Latent Spherical Flow Policy for Reinforcement Learning with Combinatorial Actions

TL;DR

This paper introduces LSFlow, a novel reinforcement learning policy that uses a latent spherical flow to generate feasible combinatorial actions, improving expressiveness and efficiency in complex decision-making tasks.

Contribution

We propose a solver-induced latent spherical flow policy (LSFlow) that combines generative policy expressiveness with feasibility guarantees for combinatorial RL.

Findings

Outperforms state-of-the-art baselines by 20.6% on average

Learns a stochastic policy in a compact latent space

Uses a smoothed Bellman operator for stable learning

Abstract

Reinforcement learning (RL) with combinatorial action spaces remains challenging because feasible action sets are exponentially large and governed by complex feasibility constraints, making direct policy parameterization impractical. Existing approaches embed task-specific value functions into constrained optimization programs or learn deterministic structured policies, sacrificing generality and policy expressiveness. We propose a solver-induced \emph{latent spherical flow policy} that brings the expressiveness of modern generative policies to combinatorial RL while guaranteeing feasibility by design. Our method, LSFlow, learns a \emph{stochastic} policy in a compact continuous latent space via spherical flow matching, and delegates feasibility to a combinatorial optimization solver that maps each latent sample to a valid structured action.

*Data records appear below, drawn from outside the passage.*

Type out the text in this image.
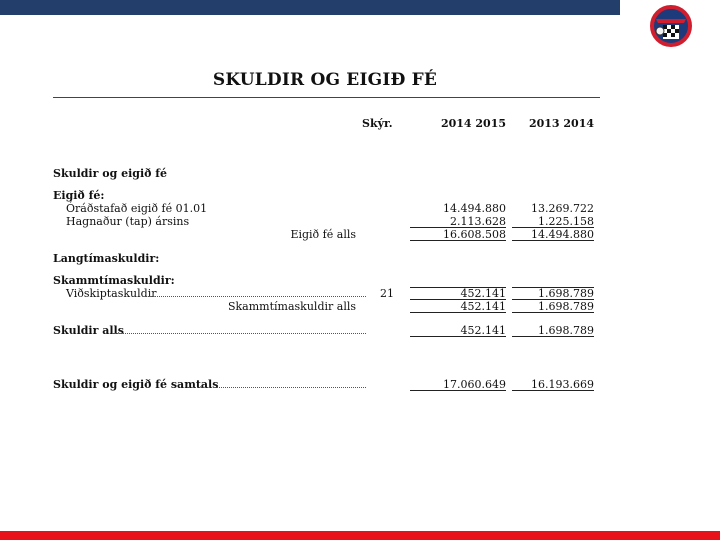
SKULDIR OG EIGIÐ FÉ
Skýr.	2014 2015	2013 2014
Skuldir og eigið fé
Eigið fé:
Óráðstafað eigið fé 01.01	14.494.880	13.269.722
Hagnaður (tap) ársins	2.113.628	1.225.158
Eigið fé alls	16.608.508	14.494.880
Langtímaskuldir:
Skammtímaskuldir:
Viðskiptaskuldir	21	452.141	1.698.789
Skammtímaskuldir alls	452.141	1.698.789
Skuldir alls	452.141	1.698.789
Skuldir og eigið fé samtals	17.060.649	16.193.669
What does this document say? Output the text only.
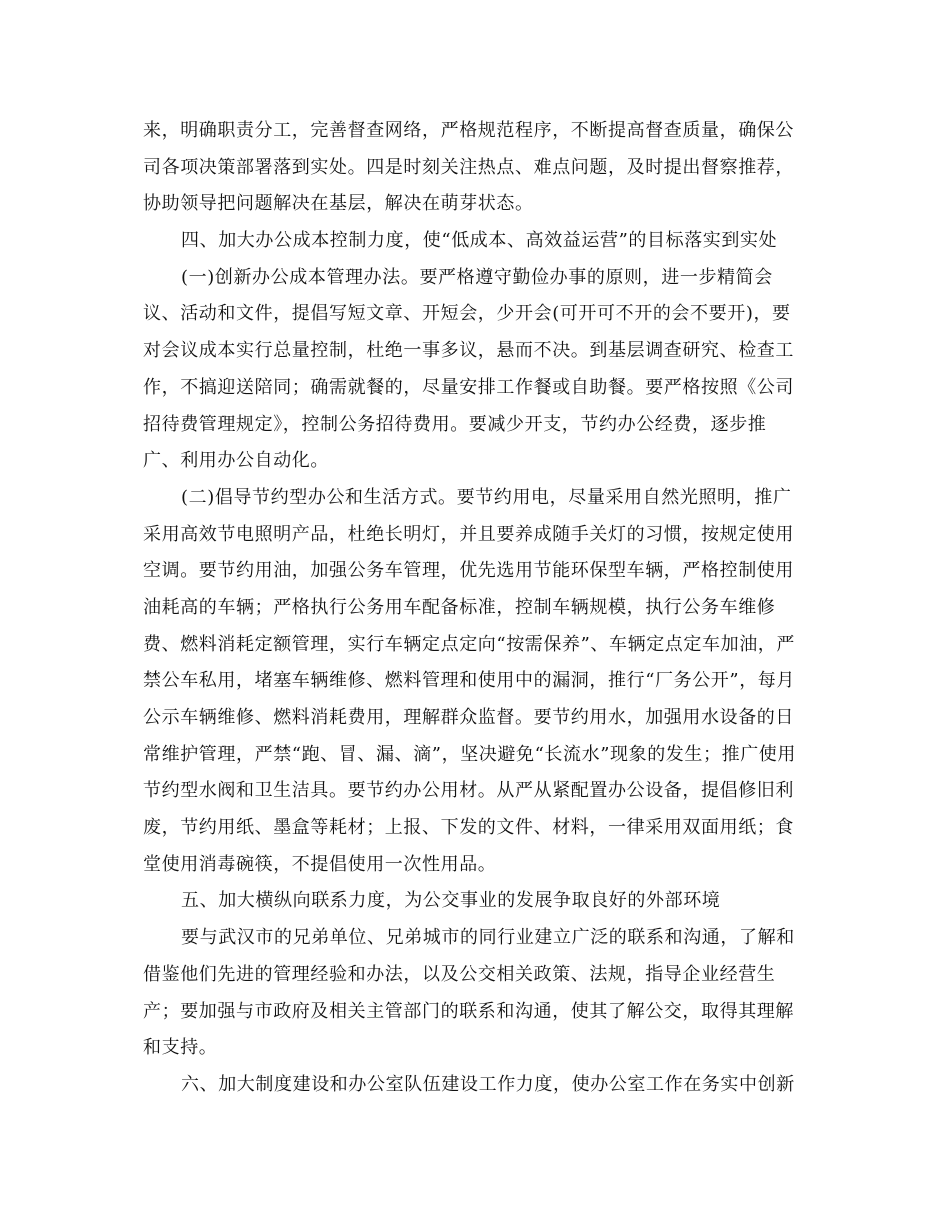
来，明确职责分工，完善督查网络，严格规范程序，不断提高督查质量，确保公
司各项决策部署落到实处。四是时刻关注热点、难点问题，及时提出督察推荐，
协助领导把问题解决在基层，解决在萌芽状态。
四、加大办公成本控制力度，使“低成本、高效益运营”的目标落实到实处
(一)创新办公成本管理办法。要严格遵守勤俭办事的原则，进一步精简会
议、活动和文件，提倡写短文章、开短会，少开会(可开可不开的会不要开)，要
对会议成本实行总量控制，杜绝一事多议，悬而不决。到基层调查研究、检查工
作，不搞迎送陪同；确需就餐的，尽量安排工作餐或自助餐。要严格按照《公司
招待费管理规定》，控制公务招待费用。要减少开支，节约办公经费，逐步推
广、利用办公自动化。
(二)倡导节约型办公和生活方式。要节约用电，尽量采用自然光照明，推广
采用高效节电照明产品，杜绝长明灯，并且要养成随手关灯的习惯，按规定使用
空调。要节约用油，加强公务车管理，优先选用节能环保型车辆，严格控制使用
油耗高的车辆；严格执行公务用车配备标准，控制车辆规模，执行公务车维修
费、燃料消耗定额管理，实行车辆定点定向“按需保养”、车辆定点定车加油，严
禁公车私用，堵塞车辆维修、燃料管理和使用中的漏洞，推行“厂务公开”，每月
公示车辆维修、燃料消耗费用，理解群众监督。要节约用水，加强用水设备的日
常维护管理，严禁“跑、冒、漏、滴”，坚决避免“长流水”现象的发生；推广使用
节约型水阀和卫生洁具。要节约办公用材。从严从紧配置办公设备，提倡修旧利
废，节约用纸、墨盒等耗材；上报、下发的文件、材料，一律采用双面用纸；食
堂使用消毒碗筷，不提倡使用一次性用品。
五、加大横纵向联系力度，为公交事业的发展争取良好的外部环境
要与武汉市的兄弟单位、兄弟城市的同行业建立广泛的联系和沟通，了解和
借鉴他们先进的管理经验和办法，以及公交相关政策、法规，指导企业经营生
产；要加强与市政府及相关主管部门的联系和沟通，使其了解公交，取得其理解
和支持。
六、加大制度建设和办公室队伍建设工作力度，使办公室工作在务实中创新
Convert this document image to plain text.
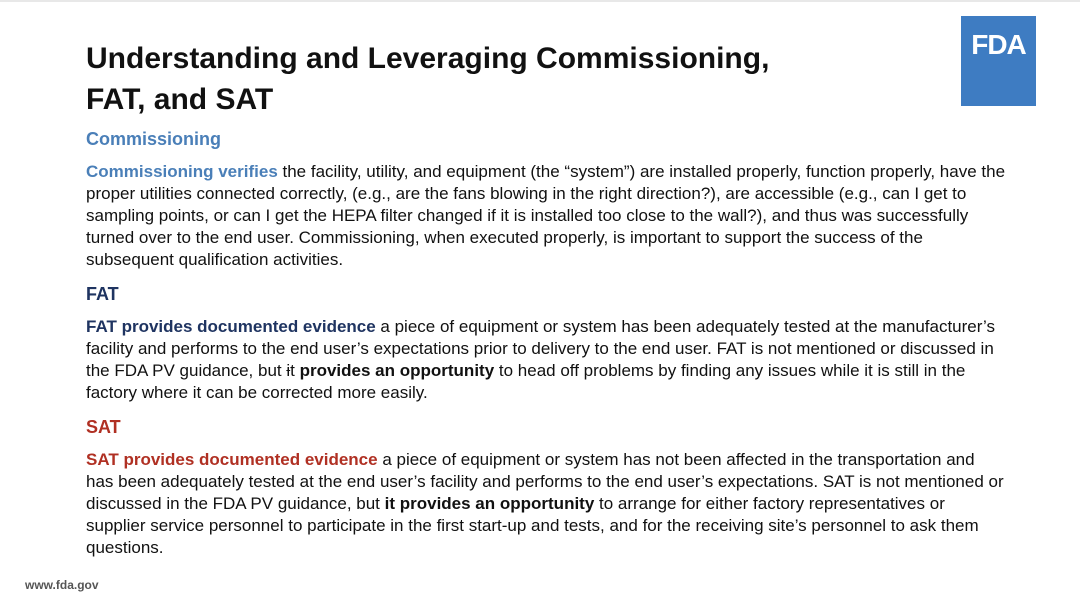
Understanding and Leveraging Commissioning,
FAT, and SAT
FDA
Commissioning

Commissioning verifies the facility, utility, and equipment (the “system”) are installed properly, function properly, have the proper utilities connected correctly, (e.g., are the fans blowing in the right direction?), are accessible (e.g., can I get to sampling points, or can I get the HEPA filter changed if it is installed too close to the wall?), and thus was successfully turned over to the end user. Commissioning, when executed properly, is important to support the success of the subsequent qualification activities.

FAT

FAT provides documented evidence a piece of equipment or system has been adequately tested at the manufacturer’s facility and performs to the end user’s expectations prior to delivery to the end user. FAT is not mentioned or discussed in the FDA PV guidance, but it provides an opportunity to head off problems by finding any issues while it is still in the factory where it can be corrected more easily.

SAT

SAT provides documented evidence a piece of equipment or system has not been affected in the transportation and has been adequately tested at the end user’s facility and performs to the end user’s expectations. SAT is not mentioned or discussed in the FDA PV guidance, but it provides an opportunity to arrange for either factory representatives or supplier service personnel to participate in the first start-up and tests, and for the receiving site’s personnel to ask them questions.

www.fda.gov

To improve efficiency, we train the value network directly in the latent space, avoiding repeated solver calls during policy optimization. To address the piecewise-constant and discontinuous value landscape induced by solver-based action selection, we introduce a smoothed Bellman operator that yields stable, well-defined learning targets. Empirically, our approach outperforms state-of-the-art baselines by an average of 20.6\% across a range of challenging combinatorial RL tasks.